Author: Lucian Niemeyer

Publisher: UNM Press

Published: 2004

Total Pages: 176

ISBN-13: 9780826332578

DOWNLOAD EBOOK

Internationally renowned photographer Lucian Niemeyer and National Park Service historian Art G?mez have combined talents in a new presentation on New Mexico. Niemeyer's more than 150 color photographs encompass the entire state throughout the seasons presenting New Mexico's people, cultures, and magnificent scenery at the millennium. G?mez's sweeping history views the state in terms of corridors, geographic as well as cultural. New Mexico's mountains, deserts, and rivers form natural corridors that migrating birds and animals have traditionally used for survival. Navigating these same corridors across the state, human cultures of Paleo, Plains and Pueblo Indians, Hispanos, and Anglos forged viable communities on the astringent New Mexican landscape.

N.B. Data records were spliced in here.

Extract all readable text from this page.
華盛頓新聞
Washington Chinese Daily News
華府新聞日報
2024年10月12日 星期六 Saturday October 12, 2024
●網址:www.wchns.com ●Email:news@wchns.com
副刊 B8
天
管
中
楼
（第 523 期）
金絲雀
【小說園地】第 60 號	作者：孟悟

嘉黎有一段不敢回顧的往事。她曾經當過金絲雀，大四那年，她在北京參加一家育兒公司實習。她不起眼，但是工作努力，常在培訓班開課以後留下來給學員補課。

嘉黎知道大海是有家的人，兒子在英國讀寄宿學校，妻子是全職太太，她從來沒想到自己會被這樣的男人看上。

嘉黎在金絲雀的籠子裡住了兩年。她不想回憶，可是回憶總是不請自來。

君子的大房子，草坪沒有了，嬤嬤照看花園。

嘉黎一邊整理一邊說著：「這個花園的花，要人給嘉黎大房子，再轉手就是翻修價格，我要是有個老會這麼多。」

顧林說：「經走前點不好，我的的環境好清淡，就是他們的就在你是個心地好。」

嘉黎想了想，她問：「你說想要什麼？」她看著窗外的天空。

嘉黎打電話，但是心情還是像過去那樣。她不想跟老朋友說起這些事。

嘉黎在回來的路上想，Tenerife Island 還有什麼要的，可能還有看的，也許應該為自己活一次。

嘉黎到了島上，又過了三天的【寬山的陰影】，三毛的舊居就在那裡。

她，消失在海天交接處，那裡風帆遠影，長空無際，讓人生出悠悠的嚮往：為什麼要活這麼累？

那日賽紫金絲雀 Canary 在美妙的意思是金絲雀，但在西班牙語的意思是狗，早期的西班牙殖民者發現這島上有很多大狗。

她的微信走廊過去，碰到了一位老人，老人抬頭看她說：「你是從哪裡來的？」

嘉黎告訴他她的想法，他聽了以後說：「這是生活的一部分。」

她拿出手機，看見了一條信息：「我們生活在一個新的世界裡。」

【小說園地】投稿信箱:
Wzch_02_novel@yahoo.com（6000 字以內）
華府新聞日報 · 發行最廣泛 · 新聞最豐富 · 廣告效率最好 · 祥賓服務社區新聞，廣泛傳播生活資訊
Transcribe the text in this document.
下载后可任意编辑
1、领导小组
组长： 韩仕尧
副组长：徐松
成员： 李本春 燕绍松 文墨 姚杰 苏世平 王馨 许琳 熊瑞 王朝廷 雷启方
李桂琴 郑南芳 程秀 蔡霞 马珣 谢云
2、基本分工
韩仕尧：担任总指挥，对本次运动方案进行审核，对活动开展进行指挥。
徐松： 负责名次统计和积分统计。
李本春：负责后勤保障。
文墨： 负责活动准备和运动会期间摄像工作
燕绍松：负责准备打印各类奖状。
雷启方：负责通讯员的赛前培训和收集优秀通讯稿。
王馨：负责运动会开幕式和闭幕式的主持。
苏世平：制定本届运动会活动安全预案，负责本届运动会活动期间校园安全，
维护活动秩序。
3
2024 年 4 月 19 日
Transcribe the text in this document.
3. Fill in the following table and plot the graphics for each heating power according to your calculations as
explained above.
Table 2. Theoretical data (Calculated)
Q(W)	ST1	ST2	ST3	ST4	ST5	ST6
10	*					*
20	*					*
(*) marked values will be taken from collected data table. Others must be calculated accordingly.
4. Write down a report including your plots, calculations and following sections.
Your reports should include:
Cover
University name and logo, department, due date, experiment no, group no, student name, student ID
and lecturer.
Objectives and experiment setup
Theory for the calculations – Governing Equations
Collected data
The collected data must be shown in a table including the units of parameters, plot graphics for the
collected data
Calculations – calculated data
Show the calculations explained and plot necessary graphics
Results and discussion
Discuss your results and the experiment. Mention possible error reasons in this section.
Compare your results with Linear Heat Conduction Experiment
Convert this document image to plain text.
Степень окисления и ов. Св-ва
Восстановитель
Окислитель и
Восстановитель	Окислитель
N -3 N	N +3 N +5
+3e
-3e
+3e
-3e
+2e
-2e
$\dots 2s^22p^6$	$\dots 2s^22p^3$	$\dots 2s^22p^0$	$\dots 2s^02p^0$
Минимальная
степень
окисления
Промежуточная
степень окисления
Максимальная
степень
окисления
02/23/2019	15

Pueblo ancestors migrated from austere environments throughout the Southwest to more inviting surroundings on the Rio Grande. Plains Indians from the north and Hispano tradesmen from the south converged via the Camino Real. American settlers migrated west along the Santa Fe Trail, the southernmost corridor around the formidable Rocky Mountains. Improved transportation such as the railroad and later Route 66, precursors to the interstate highway system, annually lured new inhabitants to this compelling land called New Mexico.